Crédits photo: Théatre de la Bordée

Rouge : un peu trop avant, juste assez après

Rouge. Fin des années 50 aux États-Unis. Mark Rothko, peintre expressionniste abstrait, reçoit une énorme commande d’œuvres et engage pour la mener à bien un jeune assistant. Celui-ci travaillera pendant deux ans auprès de son maître, et sera le témoin (et la victime) de ses humeurs fluctuantes.

Théâtre de La Bordée – 25 février au 21 mars 2020
Texte : John Logan (traduit par Maryse Warda) – Mise en scène : Olivier Normand

Par Emmy Lapointe, cheffe de pupitre aux arts

Name-dropping et un père à tuer
Bien que la pièce n’ait pas d’entracte, j’ai été incapable de ne pas la scinder en deux. Le premier quarante minutes, j’ai plissé les yeux pas mal. La relation prof-enseignant est un peu clichée et ne cache pas ses descendances freudiennes.
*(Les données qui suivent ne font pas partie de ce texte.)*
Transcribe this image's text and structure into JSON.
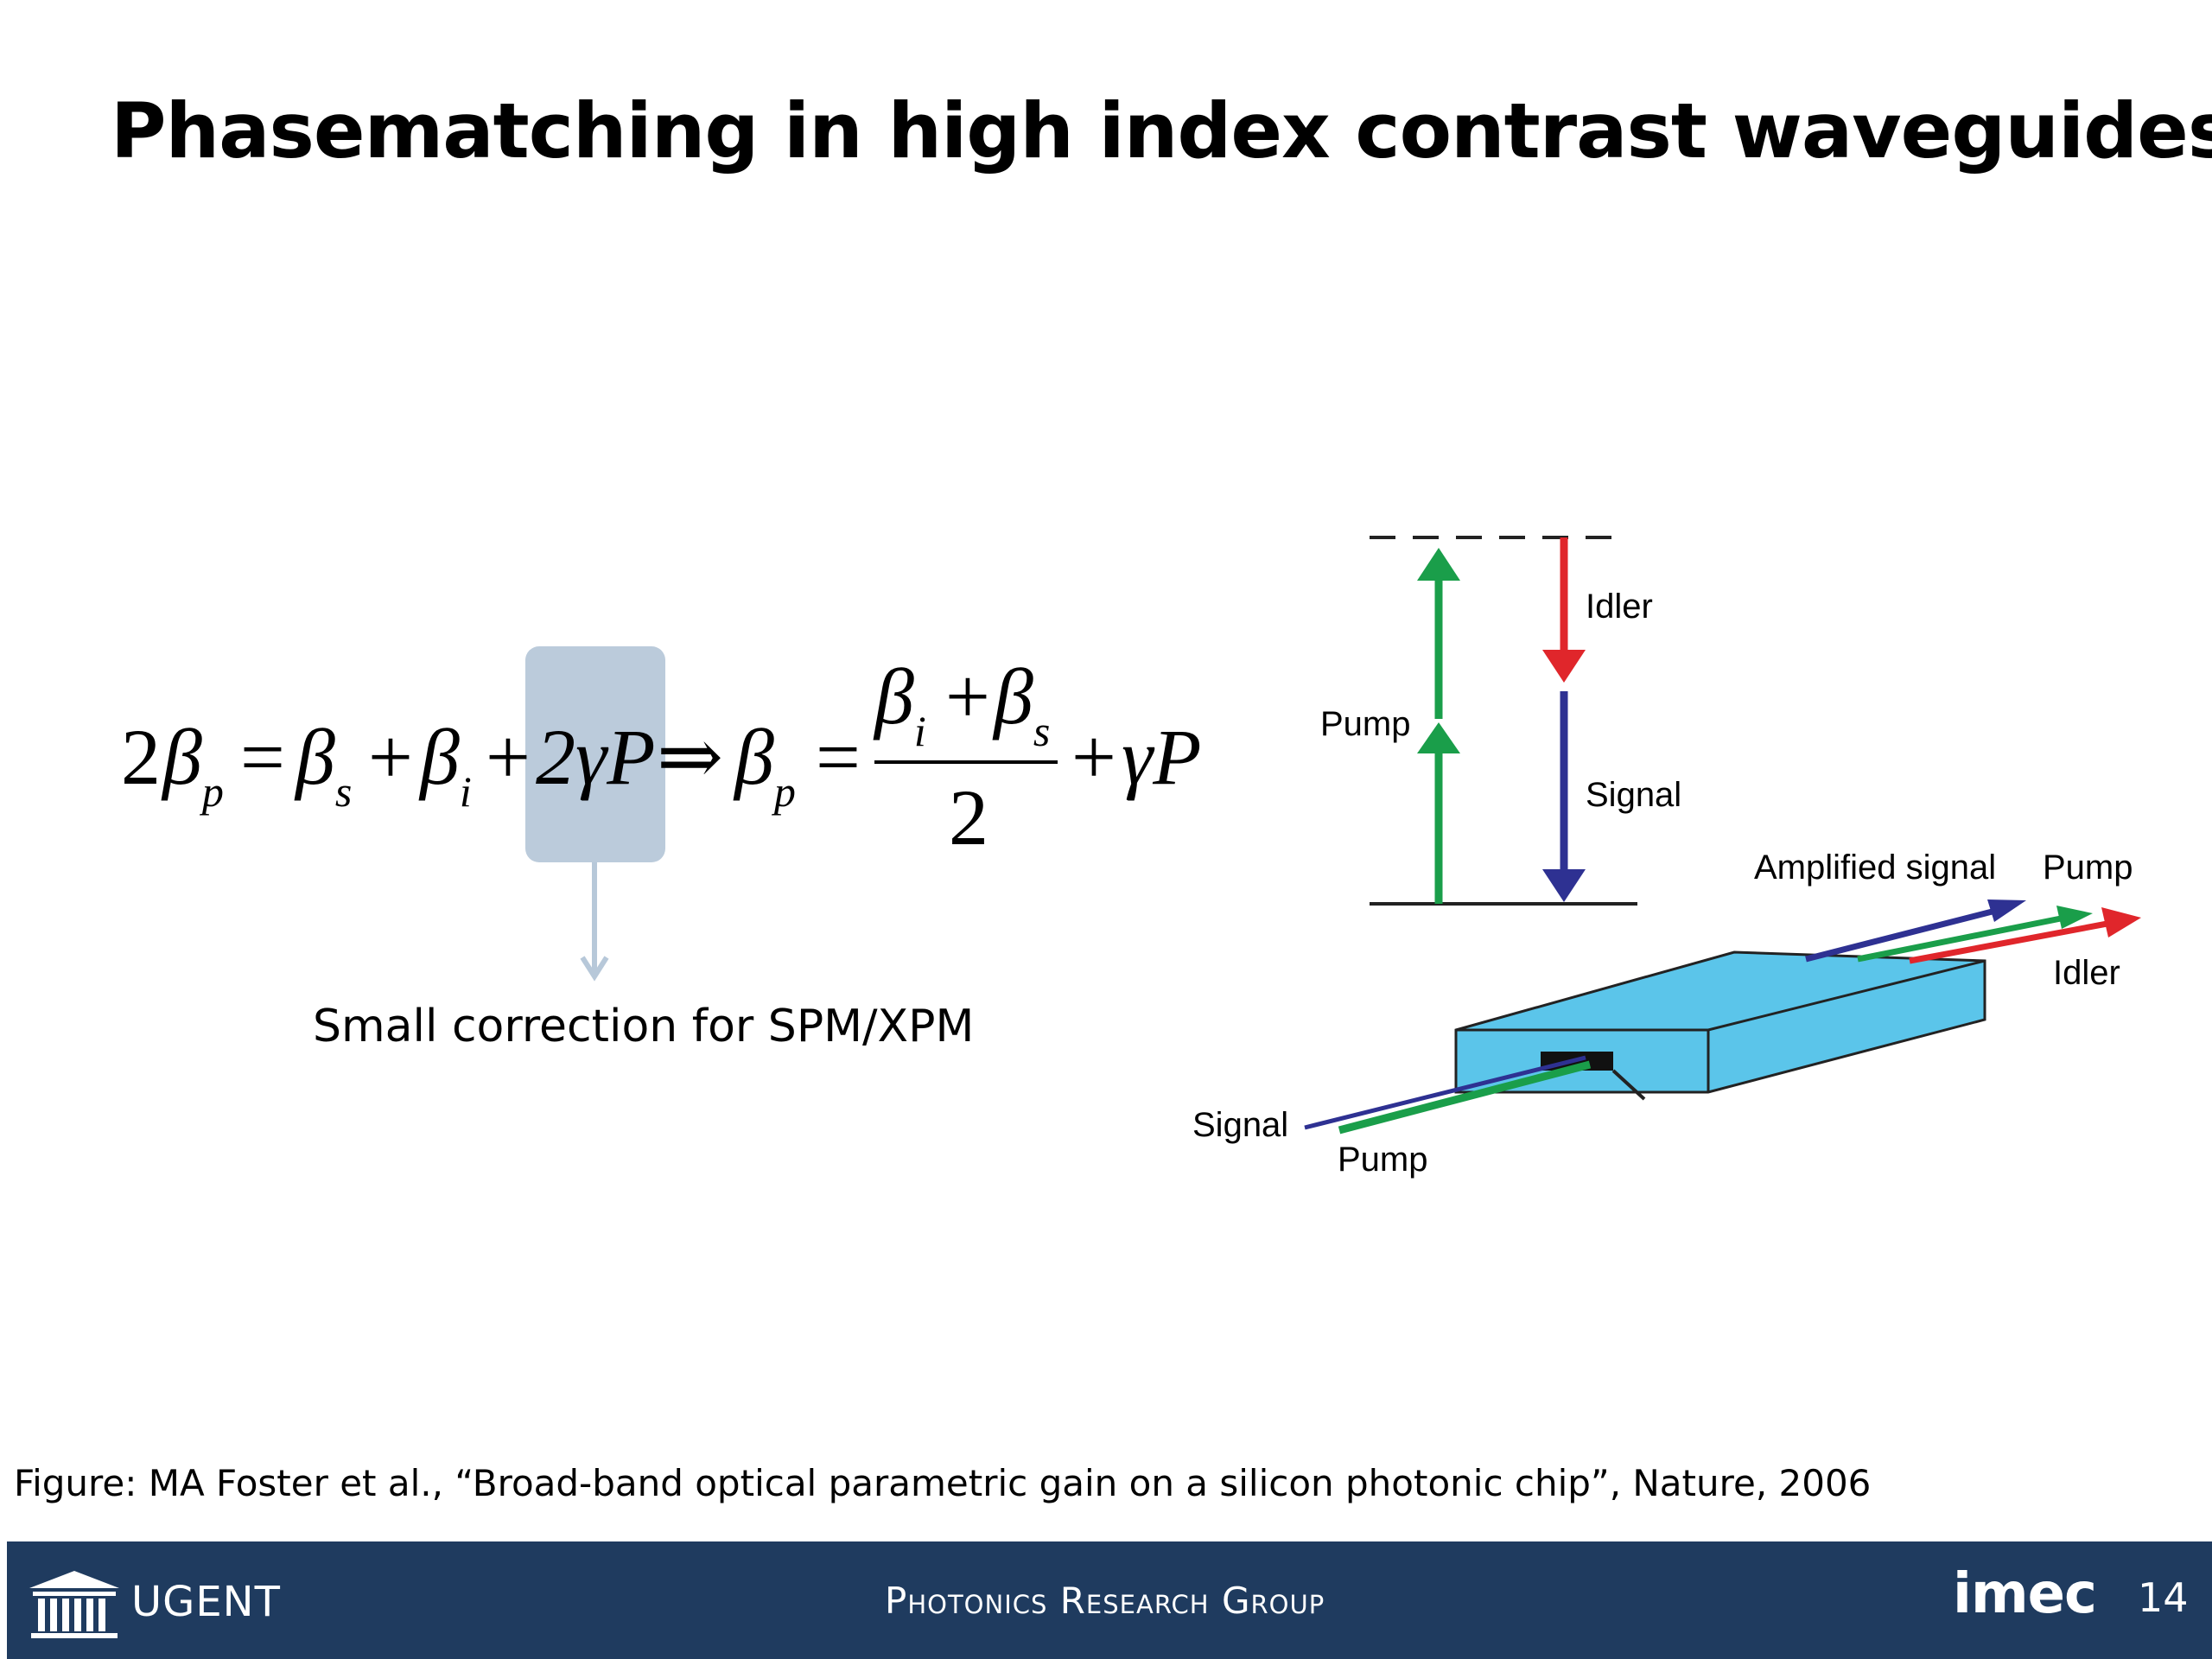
{
  "slide": {
    "title": "Phasematching in high index contrast waveguides",
    "correction_note": "Small correction for SPM/XPM",
    "caption": "Figure: MA Foster  et al., “Broad-band optical parametric gain on a silicon photonic chip”, Nature,  2006"
  },
  "equation": {
    "lhs_coeff": "2",
    "beta": "β",
    "sub_p": "p",
    "eq": "=",
    "sub_s": "s",
    "plus": "+",
    "sub_i": "i",
    "two_gamma_p": "2γP",
    "implies": "⇒",
    "two": "2",
    "gamma_p": "γP"
  },
  "figure": {
    "labels": {
      "idler_top": "Idler",
      "pump_top": "Pump",
      "signal_top": "Signal",
      "amplified_signal": "Amplified signal",
      "pump_out": "Pump",
      "idler_out": "Idler",
      "signal_in": "Signal",
      "pump_in": "Pump"
    },
    "colors": {
      "pump": "#1a9e4a",
      "idler": "#e0262b",
      "signal": "#2e3192",
      "waveguide": "#5bc5ea"
    }
  },
  "footer": {
    "university": "UGENT",
    "group": "Photonics Research Group",
    "partner": "imec",
    "page_number": "14"
  }
}
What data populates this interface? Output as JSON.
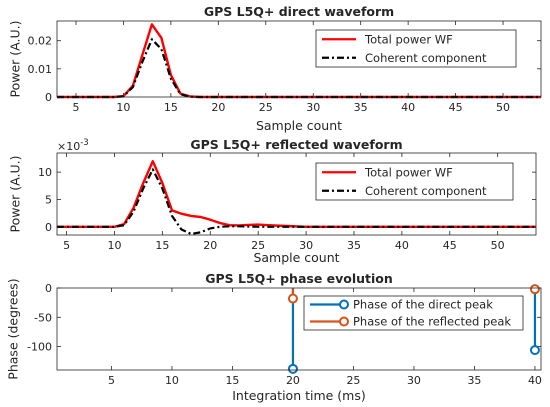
{
  "chart_data": [
    {
      "type": "line",
      "title": "GPS L5Q+ direct waveform",
      "xlabel": "Sample count",
      "ylabel": "Power (A.U.)",
      "xlim": [
        3,
        54
      ],
      "ylim": [
        0,
        0.027
      ],
      "xticks": [
        5,
        10,
        15,
        20,
        25,
        30,
        35,
        40,
        45,
        50
      ],
      "yticks": [
        0,
        0.01,
        0.02
      ],
      "ytick_labels": [
        "0",
        "0.01",
        "0.02"
      ],
      "y_exponent": "",
      "legend_position": "top-right",
      "series": [
        {
          "name": "Total power WF",
          "color": "#ff0000",
          "style": "solid",
          "x": [
            3,
            4,
            5,
            6,
            7,
            8,
            9,
            10,
            11,
            12,
            13,
            14,
            15,
            16,
            17,
            18,
            19,
            20,
            22,
            25,
            30,
            35,
            40,
            45,
            50,
            54
          ],
          "y": [
            0,
            0,
            0,
            0,
            0,
            0,
            0,
            0.0003,
            0.004,
            0.015,
            0.0258,
            0.021,
            0.0078,
            0.0012,
            0.0002,
            0,
            0,
            0,
            0,
            0,
            0,
            0,
            0,
            0,
            0,
            0
          ]
        },
        {
          "name": "Coherent component",
          "color": "#000000",
          "style": "dashdot",
          "x": [
            3,
            4,
            5,
            6,
            7,
            8,
            9,
            10,
            11,
            12,
            13,
            14,
            15,
            16,
            17,
            18,
            19,
            20,
            22,
            25,
            30,
            35,
            40,
            45,
            50,
            54
          ],
          "y": [
            0,
            0,
            0,
            0,
            0,
            0,
            0,
            0.0002,
            0.0035,
            0.0125,
            0.0205,
            0.017,
            0.0065,
            0.001,
            0.0001,
            0,
            0,
            0,
            0,
            0,
            0,
            0,
            0,
            0,
            0,
            0
          ]
        }
      ]
    },
    {
      "type": "line",
      "title": "GPS L5Q+ reflected waveform",
      "xlabel": "Sample count",
      "ylabel": "Power (A.U.)",
      "xlim": [
        4,
        54
      ],
      "ylim": [
        -1.5,
        13.5
      ],
      "xticks": [
        5,
        10,
        15,
        20,
        25,
        30,
        35,
        40,
        45,
        50
      ],
      "yticks": [
        0,
        5,
        10
      ],
      "ytick_labels": [
        "0",
        "5",
        "10"
      ],
      "y_exponent": "×10",
      "y_exponent_power": "-3",
      "legend_position": "top-right",
      "series": [
        {
          "name": "Total power WF",
          "color": "#ff0000",
          "style": "solid",
          "x": [
            4,
            6,
            8,
            10,
            11,
            12,
            13,
            14,
            15,
            16,
            17,
            18,
            19,
            20,
            21,
            22,
            23,
            24,
            25,
            26,
            28,
            30,
            35,
            40,
            45,
            50,
            54
          ],
          "y": [
            0,
            0,
            0,
            0,
            0.5,
            3.5,
            8,
            12,
            8,
            3,
            2.4,
            2,
            1.8,
            1.3,
            0.7,
            0.3,
            0.25,
            0.35,
            0.4,
            0.3,
            0.15,
            0,
            0,
            0,
            0,
            0,
            0
          ]
        },
        {
          "name": "Coherent component",
          "color": "#000000",
          "style": "dashdot",
          "x": [
            4,
            6,
            8,
            10,
            11,
            12,
            13,
            14,
            15,
            16,
            17,
            18,
            19,
            20,
            21,
            22,
            23,
            24,
            25,
            26,
            28,
            30,
            35,
            40,
            45,
            50,
            54
          ],
          "y": [
            0,
            0,
            0,
            0,
            0.3,
            2.8,
            7,
            10.5,
            7,
            2,
            -0.5,
            -1.3,
            -1,
            -0.3,
            0,
            0.1,
            0.1,
            0.05,
            0,
            0,
            0,
            0,
            0,
            0,
            0,
            0,
            0
          ]
        }
      ]
    },
    {
      "type": "stem",
      "title": "GPS L5Q+ phase evolution",
      "xlabel": "Integration time (ms)",
      "ylabel": "Phase (degrees)",
      "xlim": [
        0.5,
        40.5
      ],
      "ylim": [
        -140,
        0
      ],
      "xticks": [
        5,
        10,
        15,
        20,
        25,
        30,
        35,
        40
      ],
      "yticks": [
        0,
        -50,
        -100
      ],
      "ytick_labels": [
        "0",
        "-50",
        "-100"
      ],
      "y_exponent": "",
      "legend_position": "top-right",
      "series": [
        {
          "name": "Phase of the direct peak",
          "color": "#0072bd",
          "x": [
            20,
            40
          ],
          "y": [
            -138,
            -106
          ]
        },
        {
          "name": "Phase of the reflected peak",
          "color": "#d95319",
          "x": [
            20,
            40
          ],
          "y": [
            -18,
            -2
          ]
        }
      ]
    }
  ]
}
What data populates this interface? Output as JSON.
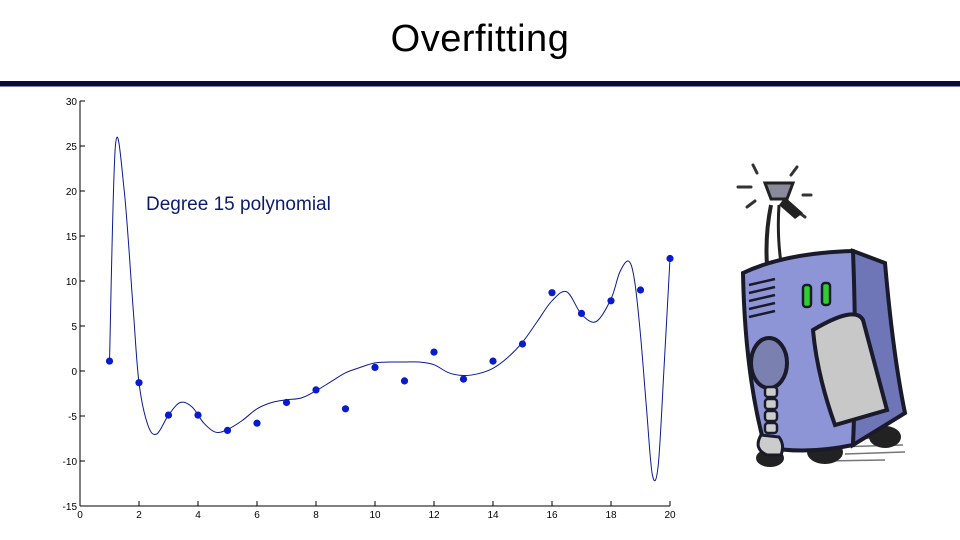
{
  "title": "Overfitting",
  "chart_data": {
    "type": "scatter",
    "annotation": "Degree 15 polynomial",
    "xlim": [
      0,
      20
    ],
    "ylim": [
      -15,
      30
    ],
    "x_ticks": [
      0,
      2,
      4,
      6,
      8,
      10,
      12,
      14,
      16,
      18,
      20
    ],
    "y_ticks": [
      -15,
      -10,
      -5,
      0,
      5,
      10,
      15,
      20,
      25,
      30
    ],
    "points": {
      "x": [
        1,
        2,
        3,
        4,
        5,
        6,
        7,
        8,
        9,
        10,
        11,
        12,
        13,
        14,
        15,
        16,
        17,
        18,
        19,
        20
      ],
      "y": [
        1.1,
        -1.3,
        -4.9,
        -4.9,
        -6.6,
        -5.8,
        -3.5,
        -2.1,
        -4.2,
        0.4,
        -1.1,
        2.1,
        -0.9,
        1.1,
        3.0,
        8.7,
        6.4,
        7.8,
        9.0,
        12.5
      ]
    },
    "curve": {
      "x": [
        1,
        1.2,
        1.5,
        1.8,
        2,
        2.3,
        2.6,
        3,
        3.4,
        3.8,
        4.2,
        4.6,
        5,
        5.5,
        6,
        6.5,
        7,
        7.5,
        8,
        8.5,
        9,
        9.5,
        10,
        10.5,
        11,
        11.5,
        12,
        12.5,
        13,
        13.5,
        14,
        14.5,
        15,
        15.5,
        16,
        16.5,
        17,
        17.5,
        18,
        18.3,
        18.6,
        18.8,
        19,
        19.2,
        19.4,
        19.6,
        19.8,
        20
      ],
      "y": [
        1.1,
        25.0,
        20.0,
        7.0,
        -1.3,
        -6.0,
        -7.0,
        -4.9,
        -3.5,
        -4.0,
        -5.8,
        -6.8,
        -6.5,
        -5.5,
        -4.2,
        -3.5,
        -3.2,
        -3.0,
        -2.2,
        -1.2,
        -0.2,
        0.4,
        0.9,
        1.0,
        1.0,
        1.0,
        0.7,
        -0.2,
        -0.5,
        -0.3,
        0.3,
        1.5,
        3.2,
        5.5,
        7.8,
        8.8,
        6.3,
        5.5,
        8.0,
        11.0,
        12.2,
        10.0,
        4.0,
        -4.0,
        -11.5,
        -10.5,
        0.5,
        12.5
      ]
    },
    "colors": {
      "points": "#0a1bcc",
      "curve": "#0a1b8f"
    }
  }
}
C’est classique, Rothko est paternaliste, condescendant et name drop des artistes et des penseurs à n’en plus finir. Il n’est question que de Nietzche (dont aucun des personnages ne sait prononcer le nom) et de Pollock qui voit son suicide être romancé voire « romantisé ». Son apprenti est soumis, maladroit et ne semble qu’être un esprit à pétrir. Les deux comédiens semblent être sur deux modes de jeu différents, mais c’est soir de tempête.

Se voir mourir
Deuxième partie : ça y est, le fils a tué le père ou est en train de le faire. Ils sont maintenant face à face, au même niveau. Rothko qui s’autoproclamait fièrement comme l’un des assassins du cubisme voit maintenant sa propre mort artistique courir vers lui. Parce que oui, même si c’est un peu « facile » l’idée du maître rendu trop vieux et dépassé par les plus jeunes, il y a quand même toujours quelque chose qui arrache le cœur là-dedans. Se voir mourir, sur le bord de disparaître, la crainte de ne pas marquer ce qu’il y aurait à marquer, c’est forcément atemporel. Michel Nadeau et Steve Lee Potvin sont ici vulnérables, et au moins tout aussi forts.

Questionnements pertinents et nécessaires sur la vision consumériste des arts visuels et des oeuvres relayées au rang de « décoration ». Le décor est impressionnant par sa hauteur, les projections sont efficaces. La « chorégraphie » de peinture en duo est délicieuse et particulièrement satisfaisante.